Abono salarial PIS/Pasep
O abono
salarial do PIS/Pasep também sofre impacto com o novo mínimo. O valor
do benefício é proporcional ao número de meses trabalhados no ano-base e
tem como referência o salário mínimo vigente no momento do pagamento.
Em
2026, os pagamentos começam em 15 de fevereiro e serão feitos em sete
lotes. A estimativa do governo é que 26,9 milhões de trabalhadores
recebam o abono, totalizando R$ 33,5 bilhões em repasses.
Quem
trabalhou os 12 meses do ano-base poderá receber o valor integral de um
salário mínimo, enquanto quem trabalhou menos meses receberá o valor
proporcional.
Seguro-desemprego
O valor mínimo do seguro-desemprego
também é reajustado com o novo piso nacional. Nenhuma parcela pode ser
inferior ao salário mínimo vigente, o que garante o pagamento mínimo de
R$ 1.621 em 2026.
Os valores máximos do benefício dependem de
regras específicas e de portarias que ainda serão formalizadas pelo
governo federal. Em 2025, as parcelas variaram entre R$ 1.528 e R$
2.424,11.
Cadastro Único e programas sociais
O aumento do
salário mínimo altera os critérios de renda do Cadastro Único
(CadÚnico), que dá acesso a programas sociais como o Bolsa Família, a
Tarifa Social de Energia e auxílios habitacionais.
Pelas regras
atuais, podem se inscrever no CadÚnico famílias com renda mensal de até
meio salário mínimo por pessoa. Com o novo piso, o limite passa a ser de
R$ 810,50 por integrante da família.
Apesar da mudança no critério de renda, o Bolsa Família não tem previsão de reajuste nos valores pagos em 2026.

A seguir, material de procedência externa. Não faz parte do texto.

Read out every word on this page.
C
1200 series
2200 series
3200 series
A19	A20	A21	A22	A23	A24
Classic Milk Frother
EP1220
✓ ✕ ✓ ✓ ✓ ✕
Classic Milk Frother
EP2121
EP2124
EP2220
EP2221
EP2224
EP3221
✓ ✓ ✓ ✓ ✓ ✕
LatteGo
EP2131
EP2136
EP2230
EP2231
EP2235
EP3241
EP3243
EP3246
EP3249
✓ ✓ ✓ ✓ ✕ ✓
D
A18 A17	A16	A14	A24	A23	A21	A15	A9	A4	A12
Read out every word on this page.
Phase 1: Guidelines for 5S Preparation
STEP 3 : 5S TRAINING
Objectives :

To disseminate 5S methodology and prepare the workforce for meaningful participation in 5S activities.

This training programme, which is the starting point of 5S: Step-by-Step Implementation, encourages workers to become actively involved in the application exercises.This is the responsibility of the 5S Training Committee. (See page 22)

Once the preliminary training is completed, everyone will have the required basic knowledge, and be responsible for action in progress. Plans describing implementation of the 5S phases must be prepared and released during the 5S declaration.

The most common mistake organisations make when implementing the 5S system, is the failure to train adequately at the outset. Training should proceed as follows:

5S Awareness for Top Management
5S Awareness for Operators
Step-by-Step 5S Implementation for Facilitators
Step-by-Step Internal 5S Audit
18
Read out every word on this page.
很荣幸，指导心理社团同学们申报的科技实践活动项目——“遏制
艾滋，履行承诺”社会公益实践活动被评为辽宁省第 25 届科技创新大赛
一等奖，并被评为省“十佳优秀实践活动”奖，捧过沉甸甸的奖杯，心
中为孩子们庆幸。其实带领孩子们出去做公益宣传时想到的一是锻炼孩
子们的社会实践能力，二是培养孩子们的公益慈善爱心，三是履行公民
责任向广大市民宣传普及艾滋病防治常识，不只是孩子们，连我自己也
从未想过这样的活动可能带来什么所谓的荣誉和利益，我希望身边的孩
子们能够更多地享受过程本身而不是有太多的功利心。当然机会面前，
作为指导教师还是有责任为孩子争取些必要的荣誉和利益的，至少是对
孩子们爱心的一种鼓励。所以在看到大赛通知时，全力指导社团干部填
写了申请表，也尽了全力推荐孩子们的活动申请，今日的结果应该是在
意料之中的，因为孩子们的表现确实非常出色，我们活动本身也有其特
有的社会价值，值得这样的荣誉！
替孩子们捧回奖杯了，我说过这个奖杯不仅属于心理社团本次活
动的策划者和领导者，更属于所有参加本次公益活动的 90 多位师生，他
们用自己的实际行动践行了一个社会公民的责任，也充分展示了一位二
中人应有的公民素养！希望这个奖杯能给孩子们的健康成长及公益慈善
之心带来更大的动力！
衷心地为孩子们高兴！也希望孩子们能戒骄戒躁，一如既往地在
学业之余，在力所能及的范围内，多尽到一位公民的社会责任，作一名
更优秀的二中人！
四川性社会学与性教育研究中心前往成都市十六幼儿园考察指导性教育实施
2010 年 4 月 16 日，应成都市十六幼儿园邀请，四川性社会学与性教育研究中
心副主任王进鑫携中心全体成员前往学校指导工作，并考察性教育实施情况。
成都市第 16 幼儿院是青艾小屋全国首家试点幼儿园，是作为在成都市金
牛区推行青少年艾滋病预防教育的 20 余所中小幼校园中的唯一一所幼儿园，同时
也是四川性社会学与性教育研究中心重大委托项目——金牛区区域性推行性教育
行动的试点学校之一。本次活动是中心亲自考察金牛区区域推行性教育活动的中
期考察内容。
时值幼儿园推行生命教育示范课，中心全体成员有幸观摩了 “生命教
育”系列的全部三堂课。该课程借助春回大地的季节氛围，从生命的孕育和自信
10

Contribuições de MEI e INSS
Os
microempreendedores individuais (MEIs) também sentirão o impacto do
novo salário mínimo. A contribuição mensal ao INSS corresponde a 5% do
piso nacional e sobe de R$ 75,90 para R$ 81,05 em 2026.
No caso do
MEI caminhoneiro, a contribuição passa de R$ 182,16 para R$ 202,42,
podendo chegar a R$ 207,42, conforme o tipo de carga transportada e o
destino. O cálculo considera 12% do salário mínimo para o INSS, além dos
valores fixos de ICMS ou ISS.
Outras contribuições
previdenciárias, como o salário-família e o auxílio-reclusão, também
terão os limites reajustados, dependendo de portarias a serem publicadas
pelo INSS.
Margem do crédito consignado
O novo salário
mínimo amplia a margem disponível para contratação de crédito consignado
por aposentados, pensionistas e trabalhadores com desconto em folha. A
legislação permite comprometer até 35% do valor do benefício ou salário
com parcelas de empréstimos.
Com o piso de R$ 1.621, a margem consignável sobe para R$ 569,45, ante R$ 531,30 anteriormente.
Impacto na economia
Segundo
o Dieese, o novo salário mínimo deve injetar cerca de R$ 81,7 bilhões
na economia ao longo de 2026, considerando efeitos sobre renda, consumo e
arrecadação.
O órgão estima que aproximadamente 29,3 milhões de
aposentados e pensionistas, 17,7 milhões de trabalhadores formais, 10,7
milhões de autônomos e 3,9 milhões de empregados domésticos sejam
diretamente impactados.
O reajuste também traz efeitos relevantes sobre o orçamento público. A cada R$ 1 de aumento no salário mínimo,
o custo adicional para os cofres públicos é estimado em R$ 380,5
milhões, o que reforça o desafio do governo de conciliar aumento de
renda com controle das despesas obrigatórias.